Chaise électrique

DÉBAT ÉLECTRIQUE AUTOUR DE LA PEINE DE MORT 📆 6 août 1890

Le 6 août 1890, la justice bascule vers une méthode d’exécution totalement inédite : la chaise électrique. Ce jour-là, à la prison d’Auburn, dans l’État de New York, William Kemmler, condamné pour meurtre, devient le tout premier homme à être exécuté par électrocution. Ce choix, porté par la volonté de trouver une alternative plus « humaine » à la pendaison, secoue la société de l’époque et donne naissance à un débat intense.

L’exécution de Kemmler ne ressemble à aucune autre. Calmement, il monte sur la chaise, tandis que des électrodes sont fixées sur son crâne et sa jambe. Lorsqu’une première décharge électrique de 1 000 volts le traverse, il subit de violentes convulsions, mais demeure vivant, respirant encore et inconscient. La scène suscite l’effroi parmi les témoins, certains s’évanouissent sous le choc. Une deuxième décharge, plus puissante, de 2 000 volts, lui est appliquée. Son corps fume, la peau brûle à certains endroits, l’odeur est insupportable. L’agonie s’étire sur plusieurs minutes tandis que des témoins s’évanouissent ou cherchent à quitter la pièce.
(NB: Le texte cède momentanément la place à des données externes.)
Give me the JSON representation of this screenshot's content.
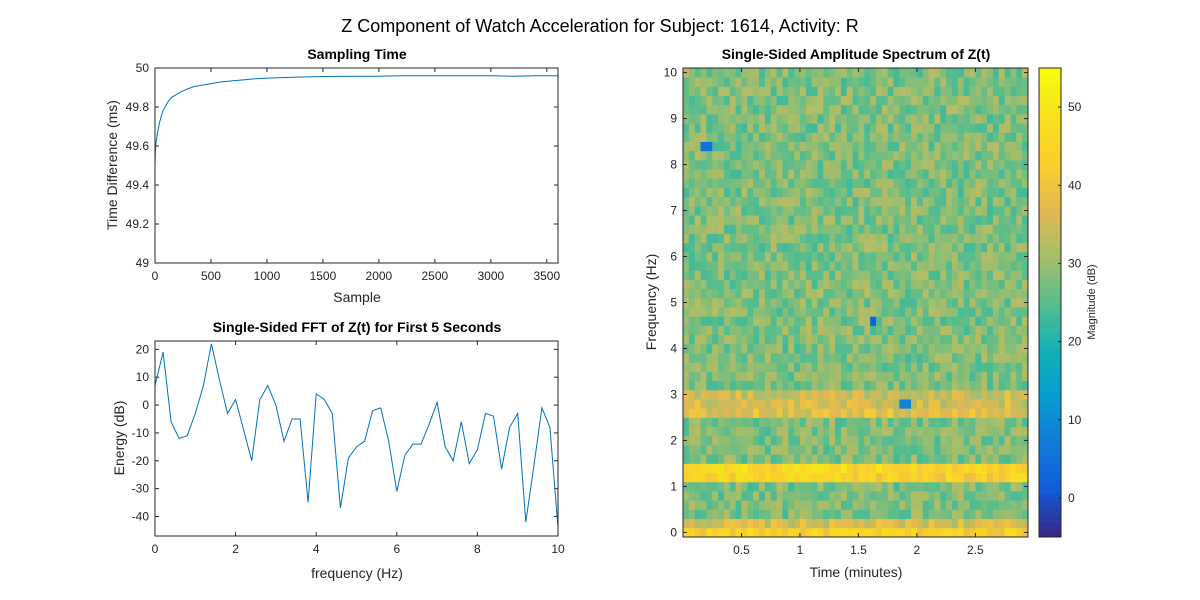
{
  "figure": {
    "suptitle": "Z Component of Watch Acceleration for Subject: 1614, Activity: R"
  },
  "chart_data": [
    {
      "id": "sampling-time",
      "type": "line",
      "title": "Sampling Time",
      "xlabel": "Sample",
      "ylabel": "Time Difference (ms)",
      "xlim": [
        0,
        3600
      ],
      "ylim": [
        49,
        50
      ],
      "xticks": [
        0,
        500,
        1000,
        1500,
        2000,
        2500,
        3000,
        3500
      ],
      "yticks": [
        49,
        49.2,
        49.4,
        49.6,
        49.8,
        50
      ],
      "ytick_labels": [
        "49",
        "49.2",
        "49.4",
        "49.6",
        "49.8",
        "50"
      ],
      "color": "#0072BD",
      "series": [
        {
          "x": [
            0,
            3,
            6,
            10,
            15,
            20,
            30,
            40,
            50,
            60,
            70,
            80,
            100,
            120,
            150,
            180,
            220,
            260,
            300,
            350,
            400,
            450,
            500,
            550,
            600,
            700,
            800,
            900,
            1000,
            1100,
            1200,
            1400,
            1600,
            1800,
            2000,
            2200,
            2400,
            2600,
            2800,
            3000,
            3200,
            3400,
            3600
          ],
          "values": [
            49.5,
            49.56,
            49.6,
            49.62,
            49.64,
            49.66,
            49.69,
            49.72,
            49.74,
            49.76,
            49.78,
            49.79,
            49.81,
            49.83,
            49.85,
            49.86,
            49.875,
            49.885,
            49.895,
            49.905,
            49.91,
            49.915,
            49.92,
            49.925,
            49.93,
            49.935,
            49.94,
            49.945,
            49.948,
            49.95,
            49.952,
            49.955,
            49.957,
            49.958,
            49.958,
            49.96,
            49.96,
            49.96,
            49.96,
            49.96,
            49.958,
            49.96,
            49.96
          ]
        }
      ]
    },
    {
      "id": "fft-first-5s",
      "type": "line",
      "title": "Single-Sided FFT of Z(t) for First 5 Seconds",
      "xlabel": "frequency (Hz)",
      "ylabel": "Energy (dB)",
      "xlim": [
        0,
        10
      ],
      "ylim": [
        -47,
        23
      ],
      "xticks": [
        0,
        2,
        4,
        6,
        8,
        10
      ],
      "yticks": [
        -40,
        -30,
        -20,
        -10,
        0,
        10,
        20
      ],
      "color": "#0072BD",
      "series": [
        {
          "x": [
            0,
            0.2,
            0.4,
            0.6,
            0.8,
            1.0,
            1.2,
            1.4,
            1.6,
            1.8,
            2.0,
            2.2,
            2.4,
            2.6,
            2.8,
            3.0,
            3.2,
            3.4,
            3.6,
            3.8,
            4.0,
            4.2,
            4.4,
            4.6,
            4.8,
            5.0,
            5.2,
            5.4,
            5.6,
            5.8,
            6.0,
            6.2,
            6.4,
            6.6,
            6.8,
            7.0,
            7.2,
            7.4,
            7.6,
            7.8,
            8.0,
            8.2,
            8.4,
            8.6,
            8.8,
            9.0,
            9.2,
            9.4,
            9.6,
            9.8,
            10.0
          ],
          "values": [
            7,
            19,
            -6,
            -12,
            -11,
            -3,
            7,
            22,
            9,
            -3,
            2,
            -9,
            -20,
            2,
            7,
            0,
            -13,
            -5,
            -5,
            -35,
            4,
            2,
            -3,
            -37,
            -19,
            -15,
            -13,
            -2,
            -1,
            -13,
            -31,
            -18,
            -14,
            -14,
            -7,
            1,
            -15,
            -20,
            -6,
            -21,
            -16,
            -3,
            -4,
            -23,
            -8,
            -3,
            -42,
            -22,
            -1,
            -8,
            -44
          ]
        }
      ]
    },
    {
      "id": "spectrogram",
      "type": "heatmap",
      "title": "Single-Sided Amplitude Spectrum of Z(t)",
      "xlabel": "Time (minutes)",
      "ylabel": "Frequency (Hz)",
      "xlim": [
        0,
        2.95
      ],
      "ylim": [
        -0.1,
        10.1
      ],
      "xticks": [
        0.5,
        1,
        1.5,
        2,
        2.5
      ],
      "xtick_labels": [
        "0.5",
        "1",
        "1.5",
        "2",
        "2.5"
      ],
      "yticks": [
        0,
        1,
        2,
        3,
        4,
        5,
        6,
        7,
        8,
        9,
        10
      ],
      "colorbar": {
        "label": "Magnitude (dB)",
        "range": [
          -5,
          55
        ],
        "ticks": [
          0,
          10,
          20,
          30,
          40,
          50
        ],
        "colormap": "parula"
      },
      "grid": {
        "time_bins": 59,
        "freq_bins": 51,
        "freq_step_hz": 0.2,
        "base_level_db": 28,
        "variation_db": 5,
        "bands": [
          {
            "freq_hz": 0.0,
            "level_db": 44
          },
          {
            "freq_hz": 0.2,
            "level_db": 36
          },
          {
            "freq_hz": 1.2,
            "level_db": 44
          },
          {
            "freq_hz": 1.4,
            "level_db": 46
          },
          {
            "freq_hz": 2.6,
            "level_db": 38
          },
          {
            "freq_hz": 2.8,
            "level_db": 36
          },
          {
            "freq_hz": 3.0,
            "level_db": 35
          }
        ],
        "low_cells": [
          {
            "time_min": 0.2,
            "freq_hz": 8.4,
            "level_db": 5
          },
          {
            "time_min": 1.62,
            "freq_hz": 4.6,
            "level_db": 2
          },
          {
            "time_min": 1.9,
            "freq_hz": 2.8,
            "level_db": 8
          }
        ]
      }
    }
  ]
}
Plutôt qu’une mort rapide, cette mise à mort se révèle atrocement longue et douloureuse, laissant une empreinte forte dans les mémoires et la presse.

Malgré un test positif effectué préalablement sur un cheval, ce premier essai n’est pas une réussite, mais il reste le point de départ d’une méthode qui s’implante durablement dans la pratique judiciaire américaine.
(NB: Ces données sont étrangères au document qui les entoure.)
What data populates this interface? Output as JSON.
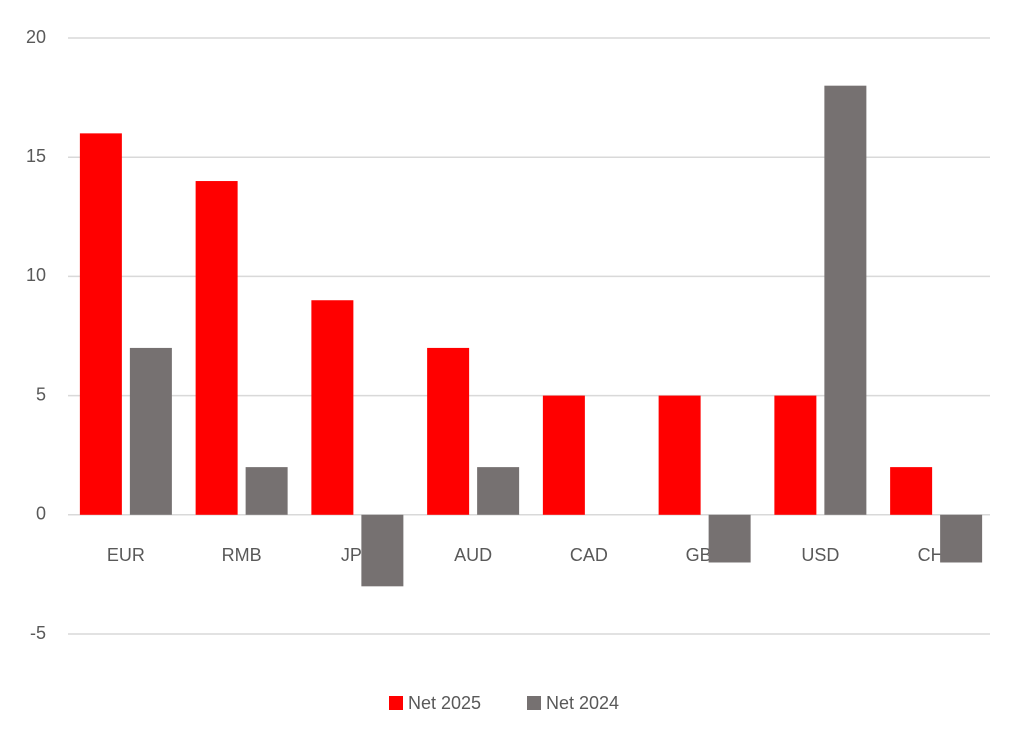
{
  "chart_data": {
    "type": "bar",
    "categories": [
      "EUR",
      "RMB",
      "JPY",
      "AUD",
      "CAD",
      "GBP",
      "USD",
      "CHF"
    ],
    "series": [
      {
        "name": "Net 2025",
        "color": "#ff0000",
        "values": [
          16,
          14,
          9,
          7,
          5,
          5,
          5,
          2
        ]
      },
      {
        "name": "Net 2024",
        "color": "#767171",
        "values": [
          7,
          2,
          -3,
          2,
          0,
          -2,
          18,
          -2
        ]
      }
    ],
    "ylim": [
      -5,
      20
    ],
    "yticks": [
      -5,
      0,
      5,
      10,
      15,
      20
    ],
    "grid": true,
    "legend": "bottom"
  }
}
Pour saisir pourquoi l’électricité est devenue cet outil mortel, il faut comprendre le contexte industriel et scientifique du moment. La fin du XIXe siècle voit une bataille acharnée entre deux visions rivales de la distribution électrique, appelée la « guerre des courants ». Thomas Edison défend le courant continu, qui alimente les villes à courte distance mais montre vite ses limites. Opposé à lui, Nikola Tesla et George Westinghouse militent pour le courant alternatif, capable de transporter l’électricité sur de longues distances avec bien plus d’efficacité. Cette bataille commerciale et technologique est intense. Edison, voulant préserver sa réputation et ses intérêts économiques, lance une campagne pour présenter le courant alternatif comme dangereux, voire meurtrier. Utiliser ce même courant alternatif dans la chaise électrique devient un moyen de démontrer « en direct » sa létalité et de discréditer ses rivaux. Ainsi, la chaise électrique naît autant d’enjeux industriels que d’une volonté de moderniser et prétendument humaniser la justice.
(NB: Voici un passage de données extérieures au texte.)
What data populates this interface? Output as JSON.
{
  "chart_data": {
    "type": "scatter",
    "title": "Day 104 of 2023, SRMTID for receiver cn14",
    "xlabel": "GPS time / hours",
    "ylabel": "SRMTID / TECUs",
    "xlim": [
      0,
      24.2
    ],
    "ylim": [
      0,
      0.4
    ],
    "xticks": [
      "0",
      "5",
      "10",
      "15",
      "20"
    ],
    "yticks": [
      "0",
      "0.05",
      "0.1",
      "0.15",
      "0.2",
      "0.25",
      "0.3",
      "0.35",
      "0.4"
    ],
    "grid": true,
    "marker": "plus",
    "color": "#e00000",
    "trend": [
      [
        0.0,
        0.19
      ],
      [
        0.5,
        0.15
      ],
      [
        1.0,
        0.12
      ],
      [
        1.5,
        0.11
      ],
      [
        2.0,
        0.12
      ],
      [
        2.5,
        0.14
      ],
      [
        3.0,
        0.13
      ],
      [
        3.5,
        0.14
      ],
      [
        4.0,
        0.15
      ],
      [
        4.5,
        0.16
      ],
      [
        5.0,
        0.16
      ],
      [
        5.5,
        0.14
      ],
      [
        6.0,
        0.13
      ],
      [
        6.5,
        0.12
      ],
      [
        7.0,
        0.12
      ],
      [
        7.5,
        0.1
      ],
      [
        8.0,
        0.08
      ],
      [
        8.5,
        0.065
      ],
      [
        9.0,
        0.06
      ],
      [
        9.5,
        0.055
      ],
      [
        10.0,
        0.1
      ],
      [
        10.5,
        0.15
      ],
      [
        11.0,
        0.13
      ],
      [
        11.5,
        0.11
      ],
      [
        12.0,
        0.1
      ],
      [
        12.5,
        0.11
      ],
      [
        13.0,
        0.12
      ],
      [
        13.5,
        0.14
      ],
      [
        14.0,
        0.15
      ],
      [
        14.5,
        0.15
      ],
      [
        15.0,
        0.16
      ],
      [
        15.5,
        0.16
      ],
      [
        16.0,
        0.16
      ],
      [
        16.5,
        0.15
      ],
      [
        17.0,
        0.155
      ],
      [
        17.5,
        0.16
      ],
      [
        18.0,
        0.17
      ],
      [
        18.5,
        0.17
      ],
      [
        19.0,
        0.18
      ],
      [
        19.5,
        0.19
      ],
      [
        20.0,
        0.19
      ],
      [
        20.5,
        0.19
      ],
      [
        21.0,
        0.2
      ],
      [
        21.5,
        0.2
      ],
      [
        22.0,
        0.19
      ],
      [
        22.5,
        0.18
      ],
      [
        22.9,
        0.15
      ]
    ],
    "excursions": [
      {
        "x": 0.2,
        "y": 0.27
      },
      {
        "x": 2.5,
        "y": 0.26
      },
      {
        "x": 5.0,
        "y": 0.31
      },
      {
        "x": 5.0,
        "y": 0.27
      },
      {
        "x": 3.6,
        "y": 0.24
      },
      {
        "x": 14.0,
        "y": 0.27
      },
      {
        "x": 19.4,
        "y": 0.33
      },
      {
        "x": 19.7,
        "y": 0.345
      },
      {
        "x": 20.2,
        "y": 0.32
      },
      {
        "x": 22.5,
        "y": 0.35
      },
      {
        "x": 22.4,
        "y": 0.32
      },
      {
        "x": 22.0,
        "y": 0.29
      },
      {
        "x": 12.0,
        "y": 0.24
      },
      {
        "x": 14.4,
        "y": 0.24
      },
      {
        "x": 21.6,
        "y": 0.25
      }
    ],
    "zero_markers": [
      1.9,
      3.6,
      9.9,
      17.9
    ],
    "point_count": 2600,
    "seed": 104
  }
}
Bien que rapidement adoptée dans plusieurs États américains, la chaise électrique reste un phénomène essentiellement américain. Partout ailleurs dans le monde, elle suscite rejet et horreur. Les récits des souffrances qu’elle inflige, la vision du corps brûlé et le long calvaire du condamné provoquent un rejet moral.

Avec les avancées en droits humains et l’apparition de méthodes plus « propres » — notamment l’injection létale — la chaise électrique disparaît presque partout sauf aux États-Unis. Dans ce pays, elle demeure un symbole fort du lien complexe entre progrès technologique, industrialisation et justice pénale, reflet aussi des contradictions d’une époque en mutation.